The first scientific journals were print editions — something akin to a printed memo — circulated among researchers to update them of the findings of others in the field. To submit a paper for publication, only the observations required to prove results needed to be included in a manuscript, and rightly so: if every paper included every shred of data, journals would run into thousands of pages. This means, though, that what was communicated to the scientific community was only a fraction of what could have been communicated: only the observations that were ‘winners’ – the ones which best supported a result – would be presented, and the others would be effectively relegated to obscurity. Although we’re not limited by paper and page counts today, the same pattern of data use continues. This leads us to the problem of the winner’s curse: by the process of selection, the ‘winning’ observation oversells itself.
In economics, the winner’s curse refers to situations in auctions where the winner tends to overpay, because the actual value of the product is the average of the bids, not the highest bid.
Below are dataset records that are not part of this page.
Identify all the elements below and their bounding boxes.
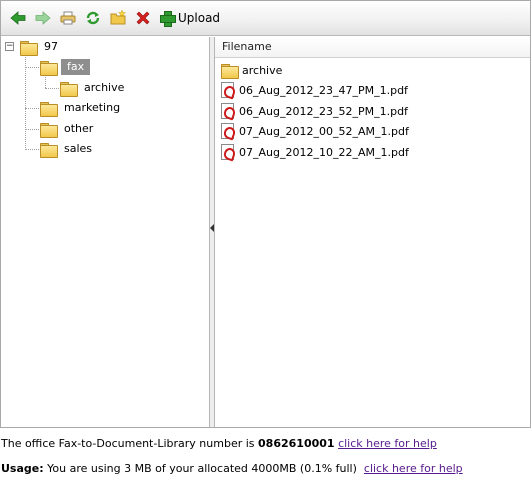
tree-connector <box>45 74 46 88</box>
usage-text: You are using 3 MB of your allocated 400… <box>43 462 357 475</box>
tree-connector <box>25 149 39 150</box>
new-folder-icon[interactable] <box>110 10 126 26</box>
tree-item-label: archive <box>84 81 125 94</box>
file-row[interactable]: 07_Aug_2012_10_22_AM_1.pdf <box>221 143 409 161</box>
file-row[interactable]: 07_Aug_2012_00_52_AM_1.pdf <box>221 122 409 140</box>
file-name: 07_Aug_2012_10_22_AM_1.pdf <box>239 145 409 159</box>
usage-help-link[interactable]: click here for help <box>364 462 463 475</box>
tree-connector <box>25 67 39 68</box>
forward-arrow-icon[interactable] <box>35 10 51 26</box>
back-arrow-icon[interactable] <box>10 10 26 26</box>
tree-item-label: other <box>64 122 94 135</box>
file-row-archive-folder[interactable]: archive <box>221 61 282 79</box>
delete-icon[interactable] <box>135 10 151 26</box>
file-list: Filename archive 06_Aug_2012_23_47_PM_1.… <box>215 37 530 427</box>
collapse-arrow-icon[interactable] <box>210 224 214 232</box>
file-name: 06_Aug_2012_23_47_PM_1.pdf <box>239 83 408 97</box>
file-name: 07_Aug_2012_00_52_AM_1.pdf <box>239 124 409 138</box>
tree-item-root[interactable]: 97 <box>20 38 61 56</box>
collapse-toggle[interactable]: − <box>5 42 14 51</box>
filename-column-header[interactable]: Filename <box>215 37 530 58</box>
usage-line: Usage: You are using 3 MB of your alloca… <box>1 462 463 475</box>
tree-item-other[interactable]: other <box>40 120 96 138</box>
pdf-icon <box>221 103 234 119</box>
folder-icon <box>40 60 58 76</box>
pdf-icon <box>221 144 234 160</box>
tree-connector <box>25 129 39 130</box>
tree-item-label: fax <box>61 59 91 75</box>
tree-item-sales[interactable]: sales <box>40 140 95 158</box>
folder-icon <box>40 101 58 117</box>
file-name: archive <box>242 63 283 77</box>
tree-item-label: marketing <box>64 101 121 114</box>
file-name: 06_Aug_2012_23_52_PM_1.pdf <box>239 104 408 118</box>
tree-item-fax[interactable]: fax <box>40 58 91 76</box>
upload-button[interactable]: Upload <box>159 10 221 27</box>
file-manager-window: Upload − 97 fax archive marketing other … <box>0 0 531 428</box>
fax-number-line: The office Fax-to-Document-Library numbe… <box>1 437 437 450</box>
folder-icon <box>221 63 239 79</box>
folder-icon <box>40 142 58 158</box>
folder-icon <box>40 122 58 138</box>
pdf-icon <box>221 82 234 98</box>
tree-item-label: 97 <box>44 40 58 53</box>
file-row[interactable]: 06_Aug_2012_23_47_PM_1.pdf <box>221 81 408 99</box>
usage-label: Usage: <box>1 462 44 475</box>
fax-number: 0862610001 <box>258 437 335 450</box>
pdf-icon <box>221 123 234 139</box>
tree-connector <box>45 88 59 89</box>
folder-icon <box>20 40 38 56</box>
tree-item-archive[interactable]: archive <box>60 79 127 97</box>
upload-label: Upload <box>178 11 221 25</box>
fax-number-prefix: The office Fax-to-Document-Library numbe… <box>1 437 259 450</box>
folder-icon <box>60 81 78 97</box>
toolbar: Upload <box>1 1 530 36</box>
plus-icon <box>159 10 176 27</box>
tree-connector <box>25 108 39 109</box>
tree-item-label: sales <box>64 142 93 155</box>
print-icon[interactable] <box>60 10 76 26</box>
fax-help-link[interactable]: click here for help <box>338 437 437 450</box>
file-row[interactable]: 06_Aug_2012_23_52_PM_1.pdf <box>221 102 408 120</box>
refresh-icon[interactable] <box>85 10 101 26</box>
folder-tree: − 97 fax archive marketing other sales <box>1 37 209 427</box>
tree-item-marketing[interactable]: marketing <box>40 99 123 117</box>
In scientific research, the curse takes hold in scientists who aim for publication in the most selective journals, with the most impressive results being favored. This ignores all the other results — the ones which weren’t so impressive — while giving disproportionate importance to the ‘winning result’.
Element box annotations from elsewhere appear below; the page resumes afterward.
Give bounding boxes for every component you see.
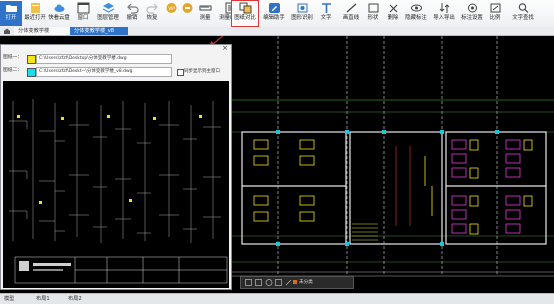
tab-layout-2[interactable]: 布局2	[68, 295, 82, 303]
measure-icon	[199, 5, 211, 11]
file2-label: 图纸二：	[3, 68, 23, 73]
window-icon	[77, 2, 89, 14]
shape-recognition-label: 图形识别	[291, 15, 313, 21]
text-icon	[321, 3, 331, 13]
recent-files-icon	[30, 3, 40, 13]
delete-button[interactable]: 删除	[384, 1, 402, 26]
scale-label: 比例	[489, 15, 501, 21]
tools-icon	[182, 3, 192, 13]
layers-icon	[102, 3, 114, 13]
tab-drawing-2[interactable]: 分体变教学楼_v8	[70, 27, 128, 35]
layer-float-bar: 未分类	[240, 276, 354, 289]
annotation-settings-button[interactable]: 标注设置	[460, 1, 484, 26]
file1-color-swatch[interactable]	[27, 54, 36, 64]
import-export-icon	[439, 3, 449, 13]
tab-model[interactable]: 模型	[4, 295, 14, 303]
sync-label: 同步显示到主窗口	[184, 69, 220, 74]
compare-dialog-header: ×	[1, 44, 231, 52]
shape-label: 形状	[367, 15, 379, 21]
delete-icon	[389, 4, 397, 13]
cloud-drive-label: 快看云盘	[48, 15, 70, 21]
text-search-button[interactable]: 文字查找	[510, 1, 536, 26]
compare-dialog: × 图纸一： C:\Users\zfzf\Desktop\分体变教学楼.dwg …	[0, 44, 232, 290]
layers-button[interactable]: 图层管理	[96, 1, 120, 26]
cloud-drive-icon	[54, 4, 64, 12]
shape-recognition-button[interactable]: 图形识别	[290, 1, 314, 26]
layout-tab-bar: 模型 布局1 布局2	[0, 293, 554, 304]
shape-button[interactable]: 形状	[364, 1, 382, 26]
drawing-compare-icon	[239, 2, 251, 14]
compare-preview-drawing	[3, 81, 229, 288]
recent-files-button[interactable]: 最近打开	[24, 1, 46, 26]
drawing-compare-label: 图纸对比	[234, 15, 256, 21]
tab-drawing-1[interactable]: 分体变教学楼	[14, 27, 77, 35]
annotation-settings-label: 标注设置	[461, 15, 483, 21]
annotation-settings-icon	[467, 3, 477, 13]
hide-annotation-icon	[410, 4, 422, 12]
draw-line-label: 画直线	[342, 15, 360, 21]
edit-assistant-label: 编辑助手	[263, 15, 285, 21]
measure-label: 测量	[199, 15, 211, 21]
vip-button[interactable]: VIP	[164, 1, 178, 26]
undo-icon	[126, 3, 139, 14]
tools-button[interactable]	[180, 1, 194, 26]
file2-path-field[interactable]: C:\Users\zfzf\Deskt~\分体变教学楼_v8.dwg	[36, 67, 172, 77]
layers-label: 图层管理	[97, 15, 119, 21]
drawing-compare-button[interactable]: 图纸对比	[231, 0, 259, 27]
file1-label: 图纸一：	[3, 55, 23, 60]
redo-label: 恢复	[146, 15, 158, 21]
import-export-label: 导入导出	[433, 15, 455, 21]
text-label: 文字	[320, 15, 332, 21]
scale-icon	[490, 3, 500, 13]
compare-preview-canvas[interactable]	[3, 81, 229, 288]
layer-category-label: 未分类	[299, 280, 313, 285]
redo-button[interactable]: 恢复	[144, 1, 160, 26]
shape-icon	[368, 3, 378, 13]
scale-button[interactable]: 比例	[486, 1, 504, 26]
text-search-icon	[518, 3, 528, 13]
text-button[interactable]: 文字	[318, 1, 334, 26]
vip-icon: VIP	[166, 3, 176, 13]
open-label: 打开	[5, 15, 17, 21]
hide-annotation-button[interactable]: 隐藏标注	[404, 1, 428, 26]
file2-color-swatch[interactable]	[27, 67, 36, 77]
main-toolbar: 打开 最近打开 快看云盘 窗口 图层管理 撤销 恢复 VIP 测量 测量统计 图…	[0, 0, 554, 28]
edit-assistant-icon	[268, 3, 280, 13]
recent-files-label: 最近打开	[24, 15, 46, 21]
tab-drawing-1-label: 分体变教学楼	[18, 28, 50, 34]
delete-label: 删除	[387, 15, 399, 21]
hide-annotation-label: 隐藏标注	[405, 15, 427, 21]
draw-line-icon	[346, 3, 356, 13]
svg-text:VIP: VIP	[168, 6, 175, 11]
tab-drawing-2-label: 分体变教学楼_v8	[74, 28, 115, 34]
text-search-label: 文字查找	[512, 15, 534, 21]
window-label: 窗口	[77, 15, 89, 21]
float-tools-icon[interactable]	[245, 279, 295, 286]
cloud-drive-button[interactable]: 快看云盘	[48, 1, 70, 26]
folder-open-icon	[5, 5, 17, 12]
home-icon[interactable]	[3, 28, 11, 34]
shape-recognition-icon	[297, 3, 307, 13]
draw-line-button[interactable]: 画直线	[340, 1, 362, 26]
close-button[interactable]: ×	[222, 44, 228, 52]
undo-label: 撤销	[126, 15, 138, 21]
sync-checkbox[interactable]	[177, 69, 184, 76]
file1-path-field[interactable]: C:\Users\zfzf\Desktop\分体变教学楼.dwg	[36, 54, 172, 64]
undo-button[interactable]: 撤销	[124, 1, 140, 26]
import-export-button[interactable]: 导入导出	[432, 1, 456, 26]
tab-layout-1[interactable]: 布局1	[36, 295, 50, 303]
document-tab-bar: 分体变教学楼 分体变教学楼_v8	[0, 27, 554, 36]
measure-button[interactable]: 测量	[196, 1, 214, 26]
edit-assistant-button[interactable]: 编辑助手	[262, 1, 286, 26]
window-button[interactable]: 窗口	[74, 1, 92, 26]
layer-color-swatch	[293, 280, 297, 284]
redo-icon	[145, 3, 158, 14]
open-button[interactable]: 打开	[0, 1, 22, 26]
The problem with this phenomenon isn’t immediately evident — isn’t the result what actually matters? The data is, after all, just a tool, necessary only to prove what’s important — the conclusion. In looking for conclusions in data, however, researchers can forget to ask: “does the conclusion effectively justify my repeated sampling of the real world?” In other words, is reality accurately reflected by the dataset presented? All the observations we take, whether they are inconclusive, negative, or ‘winners’, represent an analysis of the natural world. By only reporting the ones that work, the other sampling efforts cannot be used by anyone else. This process confers on a small, selected number of observations the authority to predict an unpredictable future! Back in the auction house, this would mean the value of the product is set only by the winning bid. When we report only the best set of data, we are relegating the less impressive observations to obscurity, even though these also represent an analysis of the real world, with real potential to inform.
So what does this mean for us? How should scientists avoid falling into the trap of the winner’s curse? One way would be to save, store and share all data — not just positive results. We are only human. By making our data openly accessible, we can avoid internal inconsistencies. The smallest of mistakes would be corrected by fresh eyes poring over the very same data.
More importantly, open data could prove to be a shot in the arm for scientific inquiry as a whole. What data I find important may be perfect for my study, yet a small cluster of ignored numbers in my dataset could lead to a breakthrough for someone else, possibly in a way that I could never have imagined! Gene expression data in cancer cells could provide insights into cell signaling pathways in neurodegenerative disorders. Algal bloom observations in polluted lakes could help in effective biomass production for algal biofuel. The analysis and application of open data could usher in a new age of scientific connectivity, with the available knowledge transcending traditional discipline boundaries in way never seen before.
Well, if it’s so good, why hasn’t open data been the norm since science began? We come back to the thousand-page journal here — the question wasn’t of why not, but of how. Transmitting every single byte of data through papers and talks was impossible before the advent of computers and the emergence of the internet in the 1990s. In 2017, however, we have the tools at our disposal to store, parse, organize and retrieve every single digit. The burgeoning field of data science and analysis is ours to exploit, just waiting to script the next scientific success story.
So, I have to hand it to the economists on this one — the winner’s curse is alive and kicking in science. But, like any good scientist, I’m thinking of solutions, and every clue suggests that open data, accessibility and collaboration could be just the spell that breaks this curse.